Business & Culture & Technology & Writing 23 May 2008 09:19 pm
Quietly influential
I chuckle every now and again when I see the MSM reporting on blogs. The usual suspects almost always turn up: TechCrunch, the HuffPo, GigaOM, BuzzMachine — as well as a smattering of the hot blogs du jour. This time it was Steve Rubel's MicroPersuasion and Passive Aggressive Notes.
I must confess some incredulity, because I have never seen Ars Technica mentioned in a story that focuses specifically on blogs. This despite being relegated to merely a "blog" (albeit acknowledged as an influential one) most of the time by the mainstream media when they reference a story that Ars breaks.
Now, the HuffPo is a huge website. Probably a little bigger than Ars with 5.7M unique readers per month. TechCrunch is markedly smaller, and GigaOM is smaller still (1.37M pageviews/month or so).

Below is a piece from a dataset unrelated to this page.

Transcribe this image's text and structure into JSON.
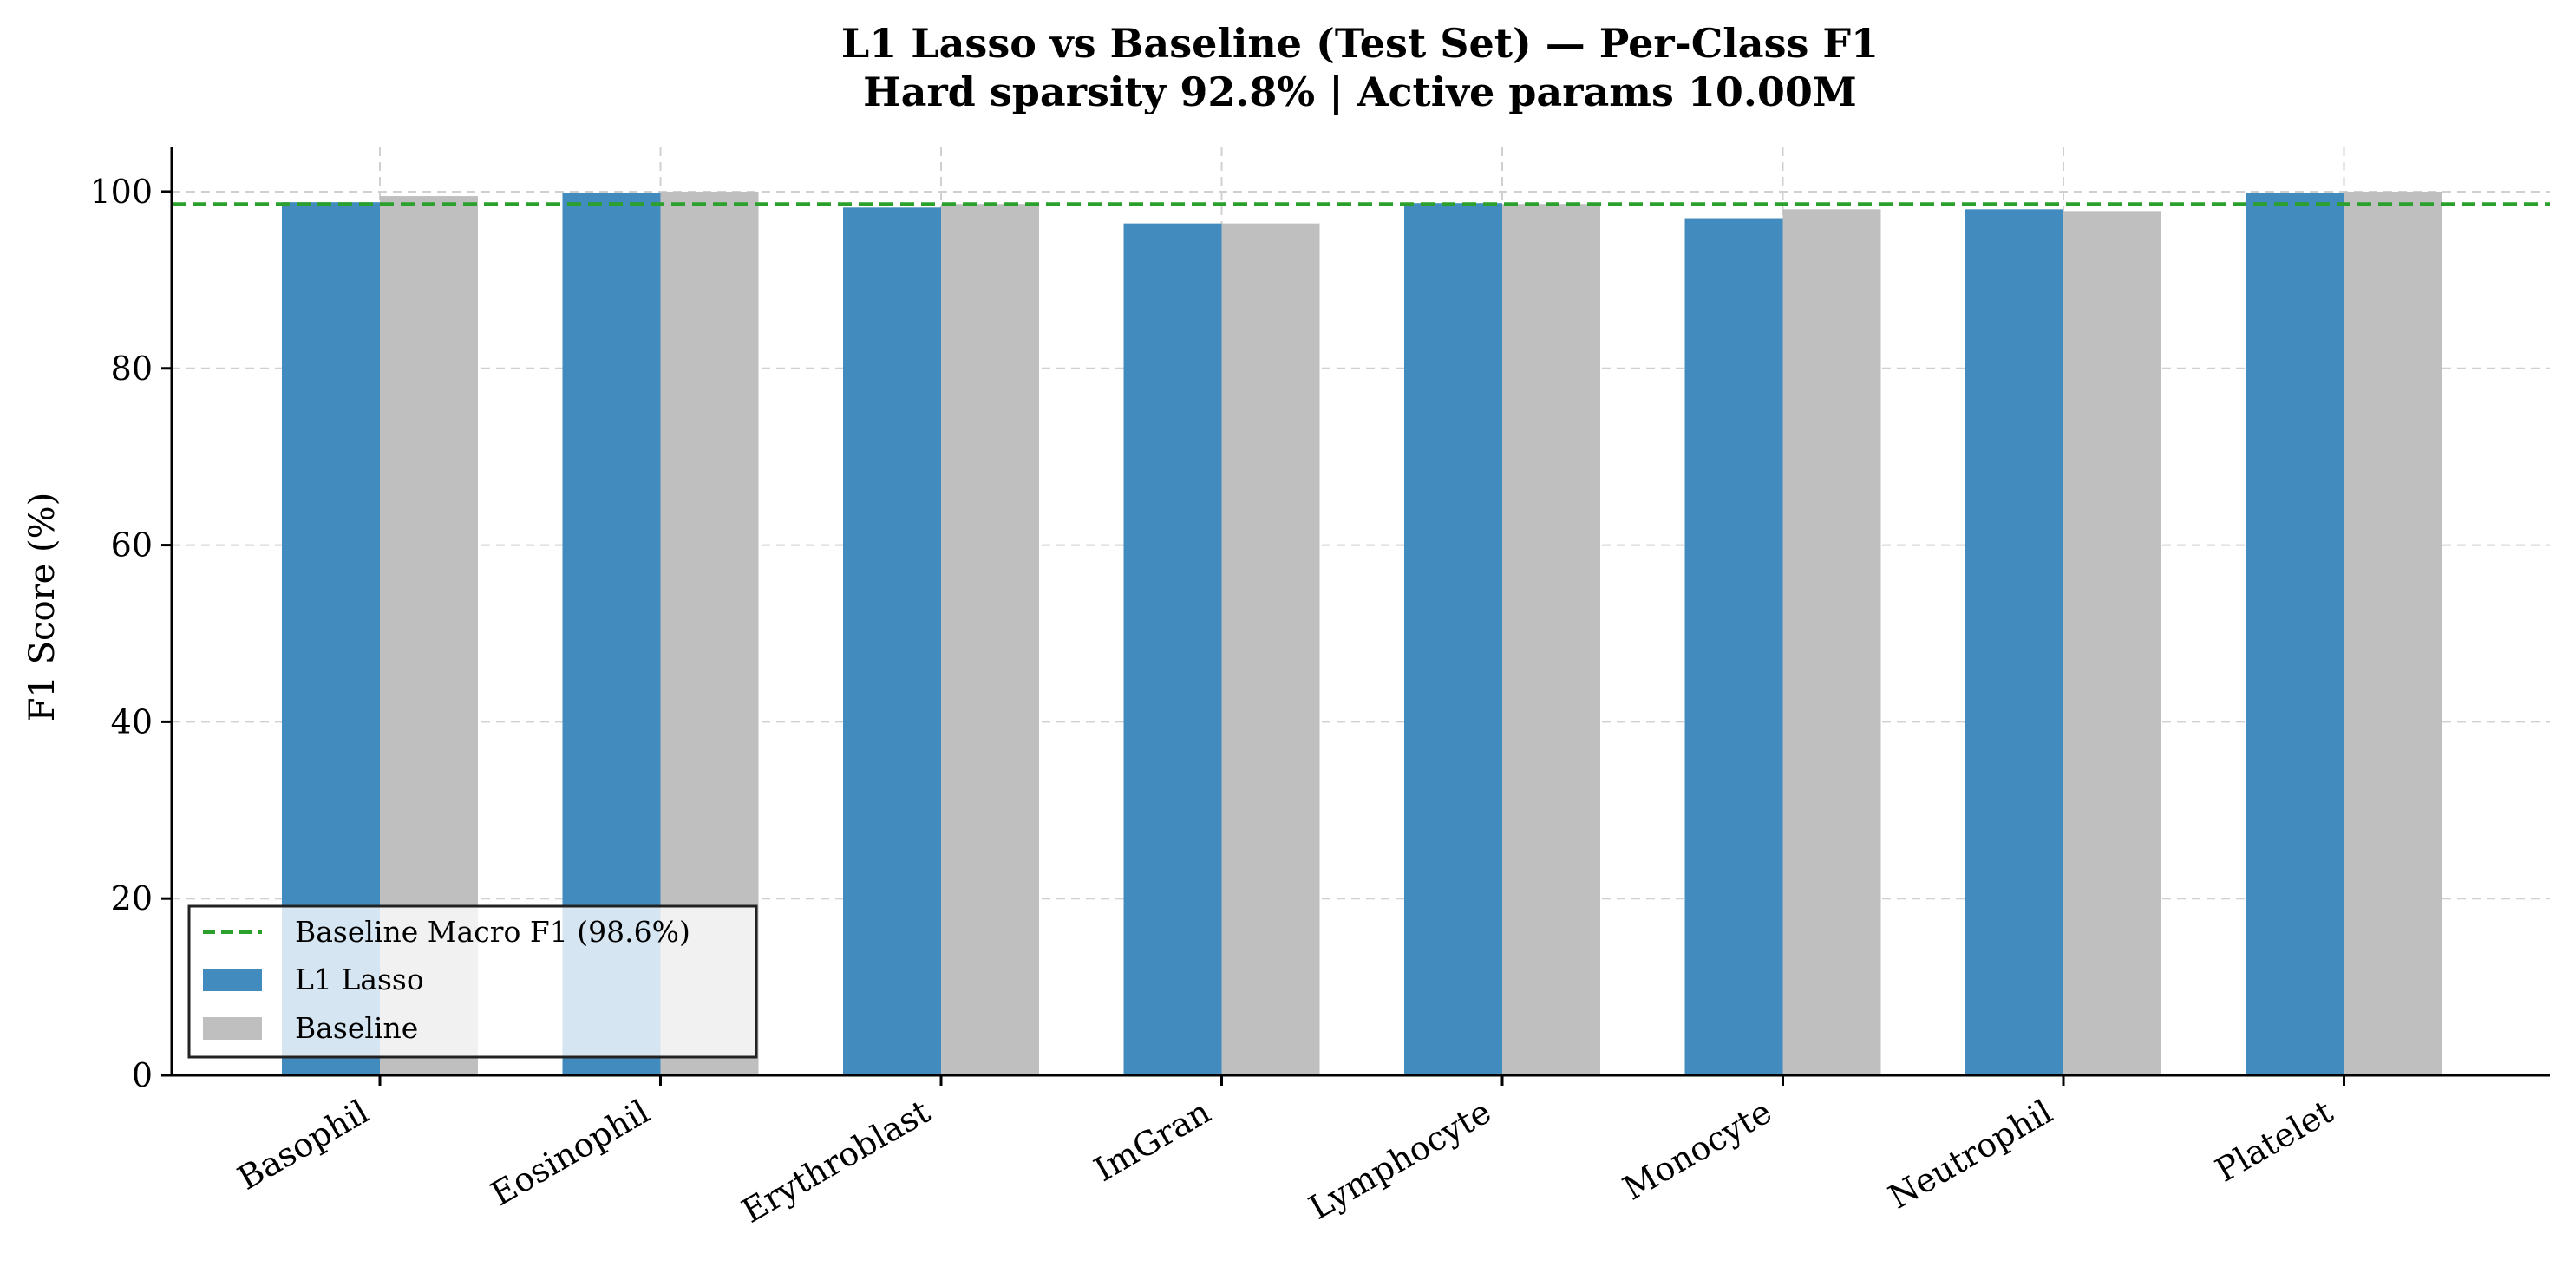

It makes me wonder why these particular blogs are chosen. Is it because the stories about blogs are by their nature more noise than substance? Indeed these stories are often widely hyped when they hit and will make their way around the 'sphere several times before disappearing like yesterday's newspaper. (The blogosphere echochamber at its finest.) Ars seems to be anti-hype most of the time. It's been known to take a somewhat dim and sometimes even contrarian view to what's hot in the blogosphere this week — "The Cloud!", death by blogging! — if indeed what the blogosphere is focusing on this week is even worth talking about at all. (Usually it's not.)
So here are some sites that Business Week may want to think about including, because these sites are the real movers and shakers in the Internet publishing world. This list is by no means comprehensive, and I make no comments about their content or quality of the sites, only their size. This list isn't sorted in any meaningful way:
- High-Def digest: ~7.23M
- Destructoid: ~4.25M
- Gamersyde: ~5.17M
- SB Nation: ~8.76M
- Celebrity Baby Blog: ~8.64M
- Confessions of a Pioneer Woman: ~6.05M
- Fark: ~37.09M
- BoingBoing: ~6.93M
- SeriousWheels: ~9.05M
For comparison, TechCrunch sits at ~7.5M pageviews per month, and Ars Technica sits at ~30M.